We forgive others when we let go of resentment and give up any claim to be compensated for the hurt or loss we have suffered. The Bible teaches that unselfish love is the basis for true forgiveness, since love “does not keep account of the injury.”—1 Corinthians 13:4, 5.
The ability to forgive yourself is key to your psychological well-being. Unforgiveness of self causes a wide range of problems. Suicide, addictions and depression are just a few of the many things associated with self-condemnation. Psychologists struggle to develop creative ways to address this issue. Many suffer from a lack of awareness of their problem with this issue. Behavioral professionals, religious and irreligious, know the importance of self-forgiveness. Many corporate hours are spent in seminars that stress the necessity of learning the importance of forgiveness. This endeavor is tremendously costly for the corporate world.
Amma Sara knew about such forgiveness 1500 years ago, and said it was the place to start.

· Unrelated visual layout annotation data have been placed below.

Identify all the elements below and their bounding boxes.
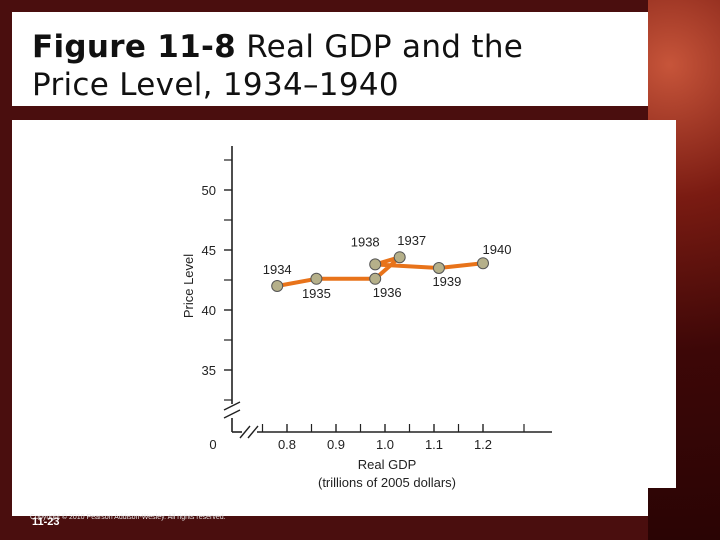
y-axis-title: Price Level [181,254,196,318]
data-point [271,280,284,292]
data-point [477,257,489,270]
x-tick-label: 0.9 [327,437,345,452]
y-tick-label: 45 [202,243,216,258]
data-label: 1938 [351,234,380,249]
x-axis-subtitle: (trillions of 2005 dollars) [318,475,456,490]
data-label: 1940 [483,242,512,257]
data-label: 1936 [373,285,402,300]
data-label: 1935 [302,286,331,301]
y-tick-label: 35 [202,363,216,378]
y-tick-label: 50 [202,183,216,198]
figure-label: Figure 11-8 [32,29,237,65]
origin-label: 0 [209,437,216,452]
chart-panel-edge [648,120,676,488]
x-tick-label: 0.8 [278,437,296,452]
x-axis-break-mark [239,425,259,439]
data-point [393,251,406,264]
data-label: 1939 [432,274,461,289]
y-axis-break-mark [223,401,241,419]
x-tick-label: 1.1 [425,437,443,452]
title-line-2: Price Level, 1934–1940 [32,67,399,103]
data-point [369,272,382,285]
title-line-1: Real GDP and the [246,29,524,65]
copyright-text: Copyright © 2010 Pearson Addison-Wesley.… [30,514,226,521]
chart-panel [12,120,648,516]
slide-number: 11-23 [32,516,60,528]
y-tick-label: 40 [202,303,216,318]
slide-title: Figure 11-8 Real GDP and the Price Level… [32,28,523,104]
title-panel: Figure 11-8 Real GDP and the Price Level… [12,12,648,106]
data-label: 1937 [397,233,426,248]
x-axis-title: Real GDP [358,457,417,472]
x-tick-label: 1.0 [376,437,394,452]
data-point [432,262,445,274]
data-point [310,272,323,285]
data-point [369,258,382,271]
x-tick-label: 1.2 [474,437,492,452]
data-label: 1934 [263,262,292,277]
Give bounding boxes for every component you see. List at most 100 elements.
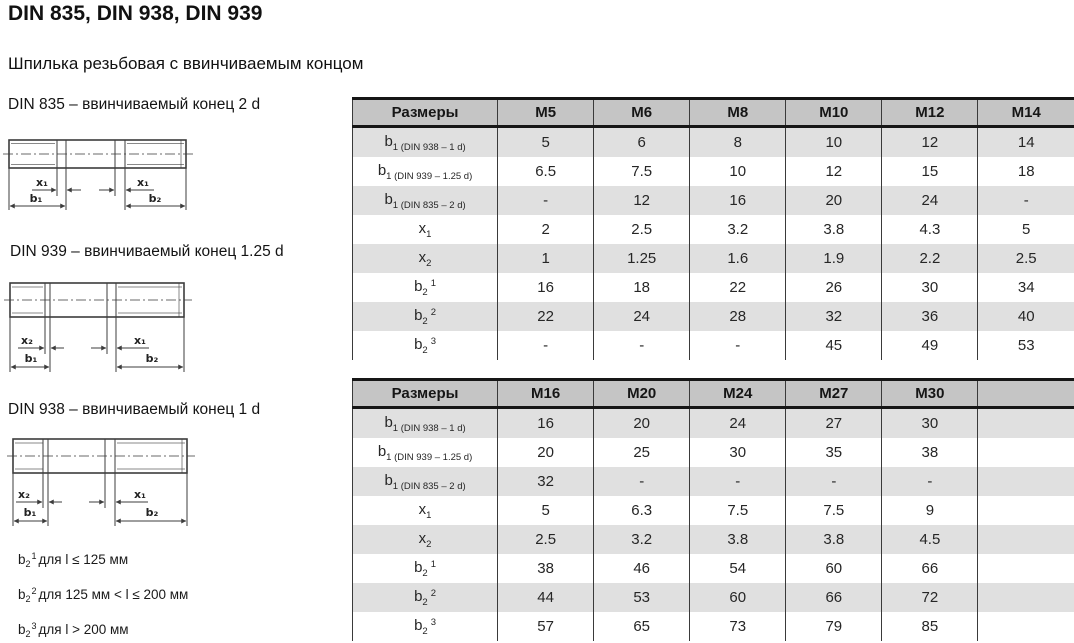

God is a God of forgiveness and grace, and we must forgive ourselves in order to receive forgiveness. Our problem with self-forgiveness is that we don’t really believe in grace – that marvelous property of God that allows Him to forgive us even though we are most undeserving. Amma Sarah called the forgiving of ourselves a fulfillment of the virtues that were bestowed upon us by the Creator. Forgiveness, even of our own faults, is a virtue.
Lord, teach me to forgive others and to own forgiveness for myself. This ownership allows me to move forward. Lord allow me to set aside the crippling pain and shame that so possesses my life and move forward forgiving and forgiven.